Il songea également au fait qu'il pourrait effectivement se mêler à d'autres Yorka. Mais il n'était pas vraiment sûr de la réaction de ceux-ci, ni même de comment il devait se comporter avec eux. C'était comme s'il n'était qu'un nouveau-né, qui devait tout apprendre de leurs idées. Après tout, s'il avait bien intégré les Ascans, pourquoi ne pourrait-il pas se mêler à ceux de sa race ? Ses pensées restaient confuses et anxieuses, mais il s'efforça de les chasser rapidement. Elle voulait voir sa cicatrice. Il prit un peu de temps à enlever ses effets, puis enleva son haut, dévoilant la marque qui s'étendait. Une large balafre blanchâtre qui dévorait la partie droite de son corps, pour ensuite traverser une partie de son ventre, dans un arc de cercle très léger. Elle se détachait nettement du reste de son corps, le rendant soudainement beaucoup plus vieux et beaucoup plus dur.

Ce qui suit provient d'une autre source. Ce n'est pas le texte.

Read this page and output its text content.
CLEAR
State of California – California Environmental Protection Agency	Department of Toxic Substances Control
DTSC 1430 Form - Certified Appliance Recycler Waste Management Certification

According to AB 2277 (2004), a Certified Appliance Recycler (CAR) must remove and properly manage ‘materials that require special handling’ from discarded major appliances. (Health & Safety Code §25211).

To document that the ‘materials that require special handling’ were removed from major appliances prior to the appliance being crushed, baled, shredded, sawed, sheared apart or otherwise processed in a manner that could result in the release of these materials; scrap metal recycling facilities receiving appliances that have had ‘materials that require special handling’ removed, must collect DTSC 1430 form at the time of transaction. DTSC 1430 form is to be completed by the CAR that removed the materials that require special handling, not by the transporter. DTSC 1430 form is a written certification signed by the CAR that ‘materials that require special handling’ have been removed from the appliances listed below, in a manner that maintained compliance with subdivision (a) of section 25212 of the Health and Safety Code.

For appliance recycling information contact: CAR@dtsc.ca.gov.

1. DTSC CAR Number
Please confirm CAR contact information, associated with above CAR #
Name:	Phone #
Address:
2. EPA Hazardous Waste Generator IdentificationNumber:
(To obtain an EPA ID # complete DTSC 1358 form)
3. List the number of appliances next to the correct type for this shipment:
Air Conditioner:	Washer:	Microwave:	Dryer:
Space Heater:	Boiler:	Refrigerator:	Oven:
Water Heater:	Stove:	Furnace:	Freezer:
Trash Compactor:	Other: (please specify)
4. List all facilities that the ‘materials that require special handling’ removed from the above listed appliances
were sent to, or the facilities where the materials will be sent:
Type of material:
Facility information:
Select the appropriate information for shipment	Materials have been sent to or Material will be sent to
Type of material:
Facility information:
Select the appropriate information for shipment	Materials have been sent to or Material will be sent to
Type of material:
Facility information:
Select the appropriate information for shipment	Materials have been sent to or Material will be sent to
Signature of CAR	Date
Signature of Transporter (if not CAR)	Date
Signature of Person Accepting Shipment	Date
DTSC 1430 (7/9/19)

Il n'avait plus rien d'un enfant, avec cette expression distante et ce corps d'homme blessé. Il ajouta, légèrement amer :

« Elle était assez profonde, de ce que j'ai compris. Mes connaissances en médecine sont quasi inexistante, mais elle aurait pu être mortelle si on ne m'avait pas rapidement trouvé. Ironiquement, le sel de la mer a aussi en partie désinfecté la plaie, ce qui a sans doute augmenté mon espérance de vie de quelques temps. Suffisamment pour qu'on puisse me retrouver en vie, en tout cas. Je ne ressens plus grand chose à cet endroit. »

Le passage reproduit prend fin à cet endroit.